Les Kurdes contrôlent depuis juin 2014 la région pétrolière de Kirkouk, avec des réserves estimées à 10 milliards de barils.Pour exploiter le pétrole kurde, Erdogan a créé la TEC (Turkish Energy Co), une compagnie publique qui fait commerce du pétrole du Kurdistan irakien. Il voulait la privatiser et la vendre à des compagnies privées qui lui sont liées. Patatras, un bête scandale de corruption l'en empêche. Erdogan a suspendu les policiers en lien avec l'enquête mais la TEC est restée publique.
Pour mettre la main sur Kirkouk, en juin 2014, les Kurdes se seraient entendus avec l'EI. Le marché : Mossoul pour l'EI, son or et ses réserves d'armes offensives et Kirkuk pour les Kurdes de Barzani (et la capacité financière de devenir indépendant).

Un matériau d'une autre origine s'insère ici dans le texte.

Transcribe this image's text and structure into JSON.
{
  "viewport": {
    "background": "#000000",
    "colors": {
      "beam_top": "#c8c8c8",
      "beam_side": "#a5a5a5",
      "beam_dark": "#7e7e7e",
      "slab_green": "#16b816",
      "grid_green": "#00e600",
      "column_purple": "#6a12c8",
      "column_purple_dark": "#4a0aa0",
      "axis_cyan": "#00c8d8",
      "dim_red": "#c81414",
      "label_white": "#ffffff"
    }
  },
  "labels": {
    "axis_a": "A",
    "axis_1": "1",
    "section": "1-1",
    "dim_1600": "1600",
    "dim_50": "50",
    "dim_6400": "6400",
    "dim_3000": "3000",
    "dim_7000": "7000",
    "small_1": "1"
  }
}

Voyez la passivité des Kurdes en juin 2014, refusant de combattre à Mossoul contre l'EI, privilégiant la défense de leur région. Al-Maliki, le premier ministre de l'Irak, s'en était étranglé de rage. C'est quand l'EI va prendre Sinjar que les Kurdes vont vraiment combattre les islamistes. En mettant la main sur Kirkouk, les kurdes ont assuré des ressources qui devraient leur permettre de devenir indépendants, leur volonté depuis des décennies. Pour cette indépendance, ils ont besoin du pipeline turc pour exporter leur pétrole via le port turc de Ceyhan vers Israël. L'indépendance kurde signerait la fin de l'état irakien. Et les américains y sont opposés car un Irak sans kurdistan se jetterait dans les bras de l'Iran, le pays frère chiite.
Les États-Unis veulent engager les kurdes comme troupe au sol contre Daesh. Les kurdes sont peu pressés d'attaquer Mossoul, une région arabe et ne veulent pas combattre dans les autres zones arabes de l'Irak. Je serais Kurde irakien, je me méfierais des promesses que les Américains me font en ce moment...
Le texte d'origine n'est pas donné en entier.